Reporter: Maizal Walfajri | Editor: Tendi Mahadi
KONTAN.CO.ID - JAKARTA. Otoritas Jasa Keuangan (OJK) ingin melibatkan industri asuransi syariah dalam menggarap asuransi badan milik negara (ABMN). Memang program ABMN telah diinisiasi oleh Kementerian Keuangan (Kemenkeu) guna melindungi aset negara saat terjadi bencana.
Direktur Industri Keuangan Non-Bank (IKNB) Syariah OJK Moch. Muchlasin menyatakan ABMN bisa menjadi sumber pemasukan premi atau kontribusi bagi industri asuransi syariah. Oleh sebab itu, OJK tengah menempuh cara agar menghubungkan Kemenkeu dan industri.

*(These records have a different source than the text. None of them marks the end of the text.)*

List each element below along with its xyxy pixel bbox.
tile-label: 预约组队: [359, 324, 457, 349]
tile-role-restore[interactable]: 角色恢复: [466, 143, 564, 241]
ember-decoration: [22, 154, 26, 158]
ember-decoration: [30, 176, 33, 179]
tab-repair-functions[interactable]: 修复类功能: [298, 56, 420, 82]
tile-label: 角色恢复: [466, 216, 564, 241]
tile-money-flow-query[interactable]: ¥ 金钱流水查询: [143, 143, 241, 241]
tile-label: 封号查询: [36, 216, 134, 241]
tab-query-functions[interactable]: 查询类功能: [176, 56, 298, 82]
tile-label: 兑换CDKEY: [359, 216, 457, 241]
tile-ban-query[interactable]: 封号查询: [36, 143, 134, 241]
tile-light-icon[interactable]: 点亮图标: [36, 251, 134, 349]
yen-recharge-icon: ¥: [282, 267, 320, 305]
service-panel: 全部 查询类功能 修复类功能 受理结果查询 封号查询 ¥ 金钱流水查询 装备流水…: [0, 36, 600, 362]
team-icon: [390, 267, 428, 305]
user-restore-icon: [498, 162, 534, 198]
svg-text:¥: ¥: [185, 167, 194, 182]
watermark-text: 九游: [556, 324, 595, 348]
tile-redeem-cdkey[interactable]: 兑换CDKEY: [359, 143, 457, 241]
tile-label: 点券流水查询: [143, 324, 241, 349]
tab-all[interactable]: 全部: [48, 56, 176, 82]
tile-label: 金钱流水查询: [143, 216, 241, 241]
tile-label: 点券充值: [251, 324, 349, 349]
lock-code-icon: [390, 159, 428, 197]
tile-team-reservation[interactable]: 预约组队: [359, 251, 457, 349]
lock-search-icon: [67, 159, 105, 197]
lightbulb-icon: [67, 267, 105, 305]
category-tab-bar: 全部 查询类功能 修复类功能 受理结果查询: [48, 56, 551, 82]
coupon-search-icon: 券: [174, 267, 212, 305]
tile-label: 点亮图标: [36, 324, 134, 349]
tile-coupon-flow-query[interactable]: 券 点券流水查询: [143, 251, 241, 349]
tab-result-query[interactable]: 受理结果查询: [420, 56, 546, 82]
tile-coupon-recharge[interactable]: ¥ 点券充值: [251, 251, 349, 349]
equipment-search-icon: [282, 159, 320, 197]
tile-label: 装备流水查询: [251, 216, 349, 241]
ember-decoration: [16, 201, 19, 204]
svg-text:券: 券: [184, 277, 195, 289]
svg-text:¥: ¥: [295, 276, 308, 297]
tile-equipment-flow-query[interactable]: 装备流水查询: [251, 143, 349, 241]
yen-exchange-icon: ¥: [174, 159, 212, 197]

Baca Juga: OJK akan batasi penjualan bancassurance, ini tanggapan Bank Mandiri
“Belum bicara memang. Masih mencari proses bentuk, kita mengikuti dulu kesiapan asosiasi. Kami (OJK) pelan-pelan bicara dengan teman-teman Kementerian Keuangan yang bertindak sebagai pembeli. Mereka butuh apa, kita sediakan apa,” ujar Muchlasin di Jakarta pada Rabu (26/2).
Tak mau berlama-lama, Muchlasin menyatakan dalam waktu dekat akan segera bertemu dengan Kemenkeu. Ia berharap tahun ini sudah sudah mulai obrolan hingga Kemenkeu meninjau sejauh mana kesiapannya.
“Tapi asuransi syariah udah siap. Tentunya nanti ada kriteria dari mereka, harus modal sekian, kita akan liat kembali. Kan kita juga ada yang kecil, menengah, dan besar nanti kita sesuaikan. Yang penting kebijakan dulu, bahwa dibuka untuk asuransi syariah,” jelas Muchlasin.
Ketika kebijakan atau dasar hukum sudah digodok, barulah OJK berserta industri asuransi syariah menyiapkan produk asuransinya. Begitupun menyeleksi perusahaan asuransi syariah yang sesuai kriteria.
Baca Juga: Kemenag: Potensi asuransi perjalanan umrah bisa capai Rp 60 miliar
Ia berharap dengan menggarap ABMN, bisnis asuransi syariah bisa meningkat. Berdasarkan data OJK aset asuransi syariah tercatat sebanyak Rp 45,45 triliun pada 2019. Nilai itu tumbuh 8,45% secara tahunan atau year on year (yoy) dari Desember 2018 senilai Rp 41,91 triliun.
Adapun pendapatan premi atau lebih dikenal dengan kontribusi mencapai Rp16,7 triliun pada 2019. Nilai itu tumbuh 8,72% yoy dari posisi 2018 senilai Rp 15,36 triliun.